Using a risk-based approach simply means applying a holistic assessment of a behavior and transaction with the end goal of applying proportionate authentication and decisioning. This approach allows for a balance of business drivers and the often opposing forces associated with them. Things like positive authentication (pass) rates, fraud risk mitigation, cost allocation and control, resource constraints and user experience.
A robust risk-based approach encompasses four main elements:
• Broad-reaching and accurately reported data sources
• Targeted analytics
• Detailed summary-level customer authentication results
• Flexibly defined decisioning strategies
Out-of-wallet questions, when appropriate
A risk-based fraud detection system allows companies to make customer relationship and transactional decisions based not on a handful of rules or conditions in isolation, but on a holistic view of a customer’s identity and predicted likelihood of associated fraud—and when there is a doubt, the customer can receive out-of-wallet questions to provide further identification. By using a sophisticated out-of-wallet tool, it’s possible to further separate fraudsters from good consumers, turning those questionable orders into shippable orders.
Closing the book on it
A risk-based system allows for an operationally efficient method of detection and reconciliation of high-risk conditions in tandem with identity theft mitigation. The inherent value of risk-based authentication can be summarized as delivering holistic assessment of a customer and/or transaction with the end goal of applying the right authentication and decisioning treatment at the right time. Realized values can include:
Reduced fraud exposure: Use of analytics and a more comprehensive view of a customer identity (the good and the bad), in combination with consistent decisioning over time, will outperform simple binary rules and more subjective decisioning from a fraud-detection perspective.

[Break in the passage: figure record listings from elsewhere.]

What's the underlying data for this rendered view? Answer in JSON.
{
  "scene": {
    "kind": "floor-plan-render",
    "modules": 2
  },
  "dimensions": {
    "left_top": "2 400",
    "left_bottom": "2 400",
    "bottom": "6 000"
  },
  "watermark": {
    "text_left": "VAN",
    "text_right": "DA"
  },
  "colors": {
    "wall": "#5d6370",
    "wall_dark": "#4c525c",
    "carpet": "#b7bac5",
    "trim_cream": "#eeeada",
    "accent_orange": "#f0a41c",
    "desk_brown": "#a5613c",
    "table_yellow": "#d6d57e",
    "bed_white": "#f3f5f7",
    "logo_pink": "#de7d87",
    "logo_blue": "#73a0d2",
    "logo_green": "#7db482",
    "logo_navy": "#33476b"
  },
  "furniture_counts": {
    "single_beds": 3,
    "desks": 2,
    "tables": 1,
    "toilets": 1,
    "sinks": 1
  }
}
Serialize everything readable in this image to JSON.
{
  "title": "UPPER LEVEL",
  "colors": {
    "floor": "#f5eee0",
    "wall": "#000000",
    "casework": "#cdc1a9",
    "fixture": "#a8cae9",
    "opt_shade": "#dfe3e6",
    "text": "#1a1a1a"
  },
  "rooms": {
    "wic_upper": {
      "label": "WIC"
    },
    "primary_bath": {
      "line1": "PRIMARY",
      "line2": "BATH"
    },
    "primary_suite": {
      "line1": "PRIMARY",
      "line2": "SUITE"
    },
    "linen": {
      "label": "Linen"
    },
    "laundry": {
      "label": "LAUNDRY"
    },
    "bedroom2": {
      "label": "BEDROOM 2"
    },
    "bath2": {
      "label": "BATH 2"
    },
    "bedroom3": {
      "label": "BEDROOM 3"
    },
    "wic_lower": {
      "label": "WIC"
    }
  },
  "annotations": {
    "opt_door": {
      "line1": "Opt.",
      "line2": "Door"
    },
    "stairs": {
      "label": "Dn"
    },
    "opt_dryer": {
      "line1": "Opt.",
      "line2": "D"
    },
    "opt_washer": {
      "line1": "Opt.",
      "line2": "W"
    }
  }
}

Improved customer experience: By applying the right authentication and decisioning treatment at the right time, customers are subjected to processes that are proportional to the risk associated with their activity. This means that lower risk customers are less likely to be put through a more arduous course of action, preserving a streamlined and often purely behind-the-scenes authentication process for the majority of customers and potential customers.
Operational efficiencies: With the implementation of a well-designed program, much of the decisioning can be done without human intervention and subjective human contemplation. Use of score-driven policies affords an institution the opportunity to use automated authentication processes for the majority of their applicants or account management cases. This translates into the requirement of fewer human resources, which usually means less cost. Conversely, it can mean the human resources an institution possesses are more appropriately focused on the applications or transactions that warrant such manual attention and treatment.
Measurable performance: It is critical to understand past and current performance of risk-based authentication policies to allow for the adjustment over time of such policies. These adjustments can be made based on, for example, evolving fraud risks, resource constraints, approval rate pressures or demands, and compliance requirements. It is for these reasons that it is recommended to do ongoing performance monitoring using authentication tools.
Monica Pearson is senior product manager, fraud and identity solutions, at Experian Decision Analytics.